Setiap orang butuh aktualisasi diri. Itulah mengapa orang bekerja, berusaha membuat agar namanya dikenal sebanyak mungkin orang, agar ia dapat merasa berguna bagi banyak orang. Itulah juga yang membuat beberapa orang menjadi frustrasi ketika menghadapi tahun-tahun pertama sebagai pensiunan: ia tidak memiliki apa-apa lagi untuk dikerjakan. Ia merasa harus terus bekerja, bekerja, dan bekerja karena untuk itulah ia ada.
Tapi, kembali lagi pada kondisi di atas: bagaimana jika ternyata Anda tidak sanggup?
Charlotte Elliott (1789—1871) pernah mengalami hal ini. Saat itu tahun 1836, kakaknya yang adalah seorang pendeta mengadakan sebuah pasar amal untuk pembangunan sebuah sekolah di Brighton, Inggris. Semua orang tampak sibuk mempersiapkan segala sesuatunya, siang dan malam. Elliott sangat ingin membantu. Tapi apa daya, ia lumpuh. Ia hanya bisa berbaring di sofa. Ketika semua orang berada di pasar amal, ia sendirian di rumah, merasa tidak berguna. Pertanyaan yang terus berputar dalam benaknya adalah: “Apakah saya memang tidak berharga di mata orang-orang ini? Bagaimana dengan di mata Tuhan?”
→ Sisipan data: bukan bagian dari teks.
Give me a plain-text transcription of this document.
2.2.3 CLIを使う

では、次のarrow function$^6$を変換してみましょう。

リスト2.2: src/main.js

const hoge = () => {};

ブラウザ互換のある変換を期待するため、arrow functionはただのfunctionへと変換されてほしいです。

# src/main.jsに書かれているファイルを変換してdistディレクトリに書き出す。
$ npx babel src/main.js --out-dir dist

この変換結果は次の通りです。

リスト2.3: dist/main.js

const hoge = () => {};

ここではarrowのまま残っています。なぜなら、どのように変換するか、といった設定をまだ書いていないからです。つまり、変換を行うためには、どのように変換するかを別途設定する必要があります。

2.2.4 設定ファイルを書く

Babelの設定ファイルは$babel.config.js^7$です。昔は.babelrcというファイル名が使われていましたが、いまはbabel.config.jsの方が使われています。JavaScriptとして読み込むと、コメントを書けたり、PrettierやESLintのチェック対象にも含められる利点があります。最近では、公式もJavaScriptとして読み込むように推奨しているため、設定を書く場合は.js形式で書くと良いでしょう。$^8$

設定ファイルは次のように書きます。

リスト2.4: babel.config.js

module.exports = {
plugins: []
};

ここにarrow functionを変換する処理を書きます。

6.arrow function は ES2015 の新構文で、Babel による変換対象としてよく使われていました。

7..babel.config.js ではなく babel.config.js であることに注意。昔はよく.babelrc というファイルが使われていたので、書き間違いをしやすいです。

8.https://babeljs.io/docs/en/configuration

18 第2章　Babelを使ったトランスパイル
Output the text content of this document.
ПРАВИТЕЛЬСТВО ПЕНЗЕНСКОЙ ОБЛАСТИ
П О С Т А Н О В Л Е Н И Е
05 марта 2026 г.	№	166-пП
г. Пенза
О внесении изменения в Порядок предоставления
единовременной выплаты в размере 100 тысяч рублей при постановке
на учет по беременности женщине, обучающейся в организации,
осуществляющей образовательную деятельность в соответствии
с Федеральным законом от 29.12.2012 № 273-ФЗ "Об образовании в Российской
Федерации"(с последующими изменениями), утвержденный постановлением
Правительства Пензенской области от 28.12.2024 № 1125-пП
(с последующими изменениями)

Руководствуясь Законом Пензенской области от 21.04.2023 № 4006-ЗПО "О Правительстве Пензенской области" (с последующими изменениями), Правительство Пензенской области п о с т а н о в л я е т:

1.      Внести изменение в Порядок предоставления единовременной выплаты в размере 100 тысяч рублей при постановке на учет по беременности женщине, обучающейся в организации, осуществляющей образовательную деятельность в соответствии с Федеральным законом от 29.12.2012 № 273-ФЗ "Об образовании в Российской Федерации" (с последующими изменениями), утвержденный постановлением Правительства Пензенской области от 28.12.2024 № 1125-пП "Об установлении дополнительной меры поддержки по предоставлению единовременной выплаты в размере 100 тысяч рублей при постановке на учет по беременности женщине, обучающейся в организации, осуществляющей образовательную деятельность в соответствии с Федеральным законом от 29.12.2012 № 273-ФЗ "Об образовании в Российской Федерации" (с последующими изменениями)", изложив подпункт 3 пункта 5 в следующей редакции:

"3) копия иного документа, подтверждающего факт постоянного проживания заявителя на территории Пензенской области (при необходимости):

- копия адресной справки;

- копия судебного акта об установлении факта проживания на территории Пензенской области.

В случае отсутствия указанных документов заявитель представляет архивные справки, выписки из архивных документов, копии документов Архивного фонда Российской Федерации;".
Charlotte Elliott (1789—1871)
Kembali ke beberapa tahun sebelumnya, 1822, saat-saat ketika pertama kali kesehatannya menurun drastis yang mengakibatkan kelumpuhan sepanjang sisa hidupnya. Ia teringat ayahnya, yang juga adalah seorang pendeta, kedatangan tamu, seorang pendeta terkenal dari Swiss, Dr. Caesar Malan. Pendeta Malan bertanya jika Elliott adalah seorang Kristen. Walaupun ia berada dalam keluarga rohaniawan, tapi ternyata kondisi kesehatannya membuat spiritualitas Elliott sendiri memburuk. Ia menjawab bahwa ia tidak ingin membicarakan soal agama saat itu. Lalu keluarlah sebuah kalimat dari Pendeta Malan yang tidak akan pernah dilupakan Elliott, “You must come just as you are, a sinner, to the Lamb of God that taketh away the sin of the world.” (Kau harus datang sebagaimana adanya dirimu, orang yang berdosa, kepada Anak domba Allah yang menghapus dosa dunia.)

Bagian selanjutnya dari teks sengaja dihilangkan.